CHAPTER 36

282 15 5
                                    

Ketahuilah sayang. Hari ini, esok, atau bahkan ketika jantungku sudah tidak mampu berdetak pun, aku tetap mencintaimu.

Albara Putra Pradipta

Malam itu langit mendung. Tidak ada bintang yang biasanya berkelap-kelip memancarkan kemilaunya. Bulan pun nampak ragu untuk menampakkan wujudnya. Sementara itu awan mendung dengan beraninya menyelimuti angkasa, seolah-olah malam itu mereka yang menguasai bumi.
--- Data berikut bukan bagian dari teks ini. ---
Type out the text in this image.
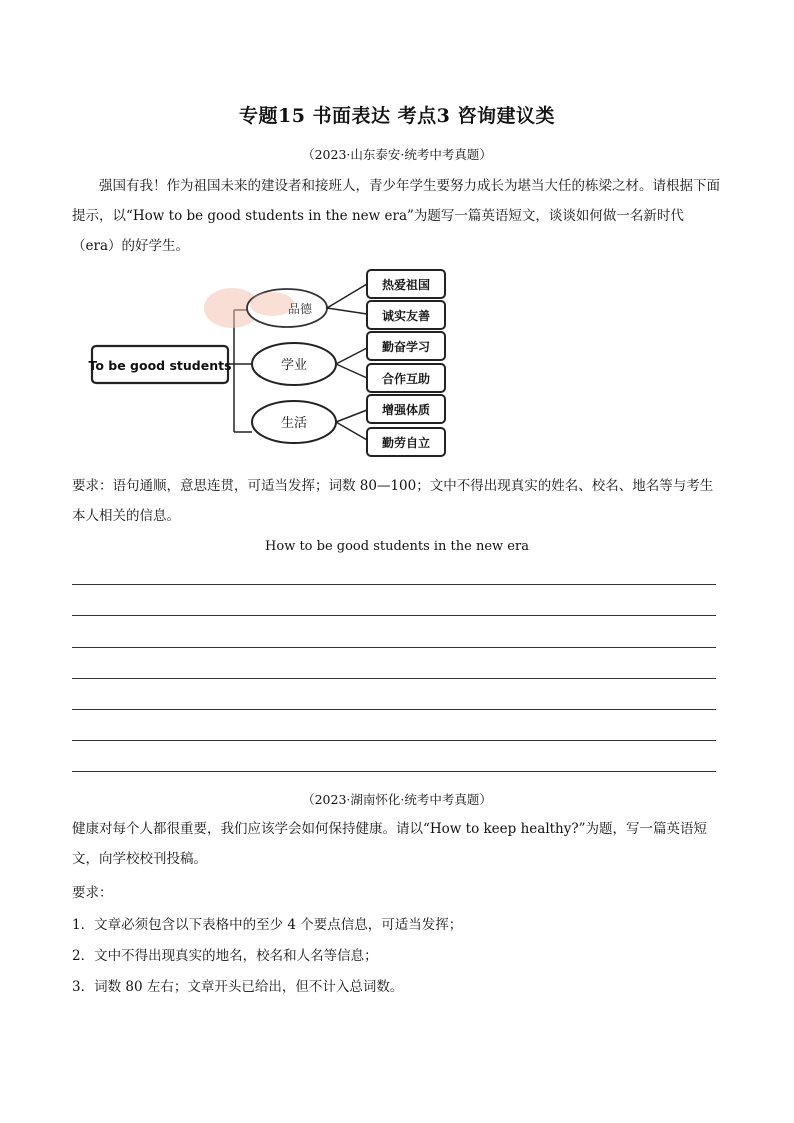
专题15 书面表达 考点3 咨询建议类
（2023·山东泰安·统考中考真题）
强国有我！作为祖国未来的建设者和接班人，青少年学生要努力成长为堪当大任的栋梁之材。请根据下面提示，以“How to be good students in the new era”为题写一篇英语短文，谈谈如何做一名新时代（era）的好学生。
To be good students
品德
热爱祖国
诚实友善
学业
勤奋学习
合作互助
生活
增强体质
勤劳自立
要求：语句通顺，意思连贯，可适当发挥；词数 80—100；文中不得出现真实的姓名、校名、地名等与考生本人相关的信息。
How to be good students in the new era
（2023·湖南怀化·统考中考真题）
健康对每个人都很重要，我们应该学会如何保持健康。请以“How to keep healthy?”为题，写一篇英语短文，向学校校刊投稿。
要求：
1．文章必须包含以下表格中的至少 4 个要点信息，可适当发挥；
2．文中不得出现真实的地名，校名和人名等信息；
3．词数 80 左右；文章开头已给出，但不计入总词数。
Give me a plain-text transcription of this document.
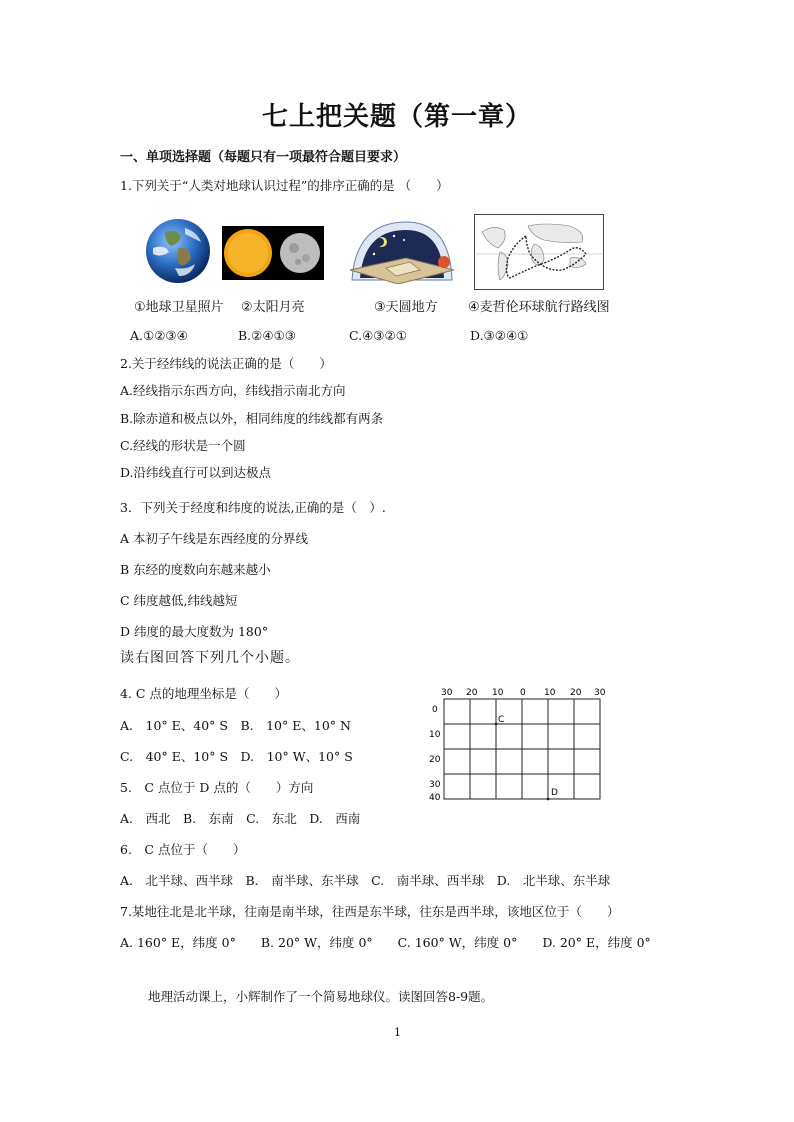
七上把关题（第一章）
一、单项选择题（每题只有一项最符合题目要求）
1.下列关于“人类对地球认识过程”的排序正确的是 （　　）
①地球卫星照片 ②太阳月亮	③天圆地方 ④麦哲伦环球航行路线图
A.①②③④	B.②④①③	C.④③②①	D.③②④①
2.关于经纬线的说法正确的是（　　）
A.经线指示东西方向，纬线指示南北方向
B.除赤道和极点以外，相同纬度的纬线都有两条
C.经线的形状是一个圆
D.沿纬线直行可以到达极点
3．下列关于经度和纬度的说法,正确的是（　）.
A 本初子午线是东西经度的分界线
B 东经的度数向东越来越小
C 纬度越低,纬线越短
D 纬度的最大度数为 180°
读右图回答下列几个小题。
4. C 点的地理坐标是（　　）
A.　10° E、40° S　B.　10° E、10° N
C.　40° E、10° S　D.　10° W、10° S
5.　C 点位于 D 点的（　　）方向
A.　西北　B.　东南　C.　东北　D.　西南
6.　C 点位于（　　）
A.　北半球、西半球　B.　南半球、东半球　C.　南半球、西半球　D.　北半球、东半球
7.某地往北是北半球，往南是南半球，往西是东半球，往东是西半球，该地区位于（　　）
A. 160° E，纬度 0°　　B. 20° W，纬度 0°　　C. 160° W，纬度 0°　　D. 20° E，纬度 0°
地理活动课上，小辉制作了一个简易地球仪。读图回答8-9题。
1
30 20 10 0 10 20 30
0
10
20
30
40
C
D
Genta yang sedari tadi duduk di bingkai jendela kamar Bara yang terbuka sambil menatap langit akhirnya menggeser pandangannya pada pemilik kamar. Laki-laki itu sedang berbaring di atas kasur dengan mata tertutup.

Sejak matahari terbenam tadi, sahabatnya itu memintanya untuk datang kemari untuk menemaninya. Tapi begitu Genta tiba di sana, yang ia dapati hanyalah Bara yang sedang tertidur. Bahkan posisinya saja sampai sekarang tidak berubah sama sekali.

Menghela napas panjang, akhirnya Genta kembali melemparkan pandangannya pada langit di atas. Pikirannya yang sempat ia biarkan beristirahat akhirnya kembali bekerja.

Dulu ketika awal masuk SMA Prima, Genta tidak punya teman sama sekali. Meskipun kelihatannya ia adalah tipikal orang yang mudah berbaur, nyatanya pada saat itu dia sempat terasingkan. Entah apa alasannya, Genta tidak tahu pasti. Yang jelas ketika itu tidak ada yang mendekatinya untuk sekadar berteman.

Lalu pada hari itu ketika ia terlambat datang ke sekolah untuk pertama kali dalam seumur hidup, entah bagaimana rencana Tuhan, Bara dan Disa dipertemukan dalam satu waktu. Meskipun mereka tidak saling kenal, tapi entah mengapa ketika itu mereka saling bahu-membahu untuk meloloskan diri agar bisa masuk ke dalam gerbang sekolah yang terkunci.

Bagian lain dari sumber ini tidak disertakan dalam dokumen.